Le changement de Gouvernement a ramené le calme dans la rue mais pas dans les esprits bien que le Gouvernement JOSPIN ait fait preuve d’une volonté de concertation.
Les recours au Conseil d’Etat contre les conventions et contre la représentativité de l’organisation signataire de la convention des spécialistes aboutissent à l’annulation par la Haute Assemblée des deux conventions.
Une enquête de représentativité pour les seuls spécialistes est décidée par le Gouvernement. La FMF garde sa représentativité, cesse de faire de l’opposition et passe à l’offensive sur deux plans :
• les négociations conventionnelles,
• le projet de loi de financement de la sécurité sociale.
Le Bureau réuni le 6 octobre 1998 précise dans le communiqué du 7 octobre 1998 (annexe III) l’objectif de cette offensive. Fidèle à la politique conventionnelle librement négociée, la FMF fera tout pour faire prévaloir les intérêts des malades et ceux, matériels et moraux, de ses mandants.
Annexe historique, relative aux « points de repères » de la page 5.
• De 1929 à 1960 : une seule Centrale Syndicale a représenté l’ensemble du Corps Médical français.
• De 1961 à 1967 : de graves et justifiées divergences à propos d’un système imposé par le décret du 12 mai 1960, dit décret « BACON », provoquent l’éclatement de la structure syndicale existante.

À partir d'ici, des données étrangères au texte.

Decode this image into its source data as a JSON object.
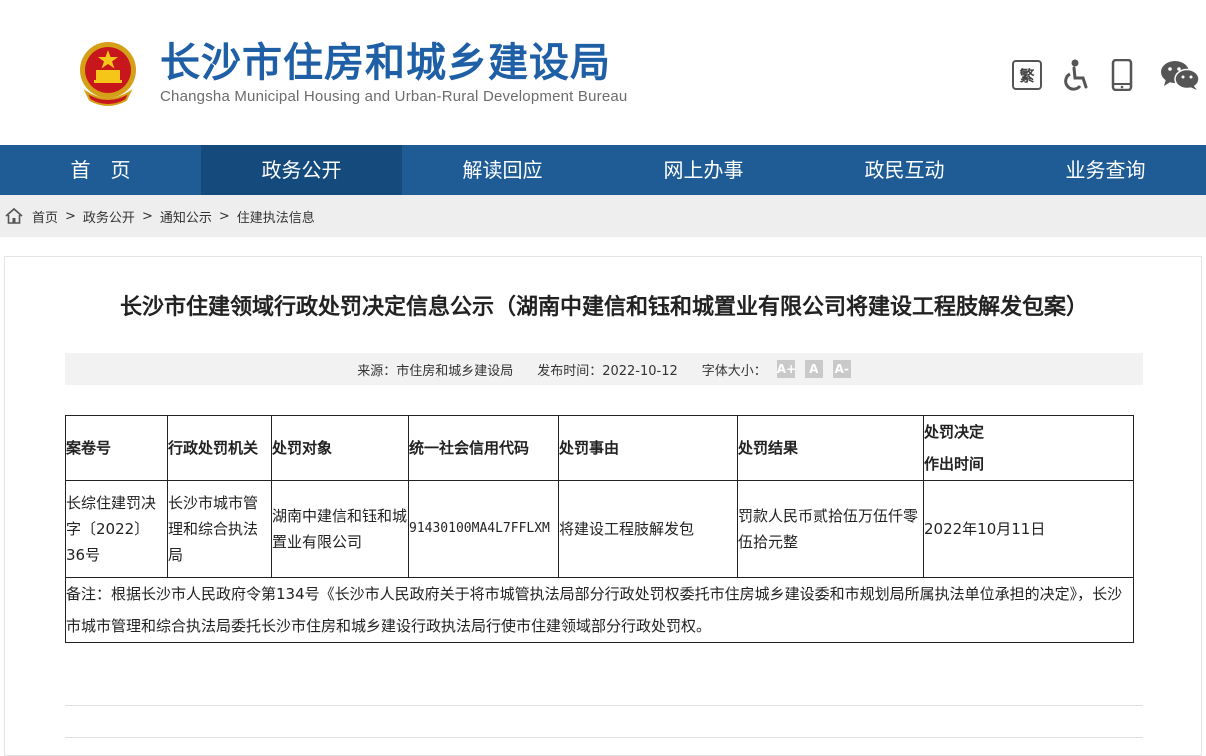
{
  "header": {
    "title": "长沙市住房和城乡建设局",
    "subtitle": "Changsha Municipal Housing and Urban-Rural Development Bureau",
    "traditional_label": "繁",
    "icons": [
      "emblem-icon",
      "traditional-chinese-icon",
      "accessibility-icon",
      "mobile-icon",
      "wechat-icon"
    ]
  },
  "nav": {
    "items": [
      {
        "label": "首　页"
      },
      {
        "label": "政务公开"
      },
      {
        "label": "解读回应"
      },
      {
        "label": "网上办事"
      },
      {
        "label": "政民互动"
      },
      {
        "label": "业务查询"
      }
    ],
    "active_index": 1
  },
  "breadcrumb": {
    "items": [
      "首页",
      "政务公开",
      "通知公示",
      "住建执法信息"
    ],
    "separator": ">"
  },
  "article": {
    "title": "长沙市住建领域行政处罚决定信息公示（湖南中建信和钰和城置业有限公司将建设工程肢解发包案）",
    "source": "来源：市住房和城乡建设局",
    "publish_time": "发布时间：2022-10-12",
    "font_size_label": "字体大小：",
    "font_buttons": [
      "A+",
      "A",
      "A-"
    ]
  },
  "table": {
    "headers": [
      "案卷号",
      "行政处罚机关",
      "处罚对象",
      "统一社会信用代码",
      "处罚事由",
      "处罚结果",
      "处罚决定作出时间"
    ],
    "header_last_line1": "处罚决定",
    "header_last_line2": "作出时间",
    "row": {
      "case_no": "长综住建罚决字〔2022〕36号",
      "authority": "长沙市城市管理和综合执法局",
      "target": "湖南中建信和钰和城置业有限公司",
      "credit_code": "91430100MA4L7FFLXM",
      "reason": "将建设工程肢解发包",
      "result": "罚款人民币贰拾伍万伍仟零伍拾元整",
      "decision_date": "2022年10月11日"
    },
    "note": "备注：根据长沙市人民政府令第134号《长沙市人民政府关于将市城管执法局部分行政处罚权委托市住房城乡建设委和市规划局所属执法单位承担的决定》，长沙市城市管理和综合执法局委托长沙市住房和城乡建设行政执法局行使市住建领域部分行政处罚权。"
  },
  "colors": {
    "nav_bg": "#1f5c96",
    "nav_active_bg": "#154a7c",
    "title_blue": "#1f5fa6",
    "breadcrumb_bg": "#eeeeee"
  }
}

• Des syndicats départementaux et de spécialités quitte la Confédération des Syndicats Médicaux Français -CSMF – pour former d’abord l’Union Syndicale des Médecins de France – USMF – et l’Association Médicale Nationale pour la Recherche de l’Unité des Généralistes – AMRUS -. Puis, se regroupant avec la Fédération Nationale des Médecins Généralistes Français – FNMGF -, ils forment la Fédération des Médecins de France – FMF -.
• Depuis 1968 :
· De nouveaux syndicats départementaux se créent et adhérent, notamment depuis la signature de la Convention de 1980 que la FMF – seule Centrale médicale – a négociée et signée,
· La Chambre Syndicale des Médecins de Paris et celle des Hauts de Seine s’affilient,
· Des syndicats nationaux rallient la FMF :
Le collège des Syndicats Nationaux de Médecins Spécialisés q L’Union nationale des Médecins Libéraux exerçant en Groupe – UMG -
Le syndicat des Médecins Anciens Militaires,
L’Union Nationale des Médecins exerçant en honoraires libres – UML -
22 syndicats nationaux de spécialistes adhérent à la FMSF
· d’autres organisations nationales de médecins signent un accord de coopération avec la FMF :
la Fédération Nationale CGC des médecins et membres des professions médicales (salariés, contractuels et fonctionnaires),
le comité national de coordination des Attachés des Hôpitaux Publics.
• Il convient d’insister sur :
· L’association de la FMF avec cinq organismes ayant des représentants sur l’ensemble du territoire national.
· La mono-appartenance à la FMF – par la FMSF – de plusieurs syndicats nationaux très majoritaires de spécialistes ayant des adhérents dans tous les départements.
· A l’échelon national, un certain nombre de médecins installés dans les départements où la FMF n’ a pas encore de syndicat organisé, adhérent et cotisent à titre individuel, constituant ainsi le « Syndicat National des Médecins adhérant à titre personnel ».
Cette situation donne à la FMF une implantation réelle et solide sur l’ensemble du territoire.
Reconnue organisation représentative nationale depuis 1968 par le Conseil d’Etat – cette représentativité étant régulièrement reconduite depuis -, la FMF est un organisme professionnel habilité à négocier avec les Caisses nationales et l’Assurance Maladie et à représenter les médecins libéraux auprès des instances gouvernementales.
Les statuts des formations adhérentes évoluent :
• Le Collège Fédéral des Médecins Généralistes de France s’est transformé en Fédération des Médecins Généralistes de France -FMF-G – et adhère à la FMF,
• Le Collège Fédéral des Syndicats Nationaux de Médecins Spécialisés s’est transformé en Fédération des Médecins Spécialistes de France – FMSF -, et adhère à la FMF
Ceci pour être conformes aux critères de la nouvelle représentativité : généralistes d’une part et spécialistes d’autre part.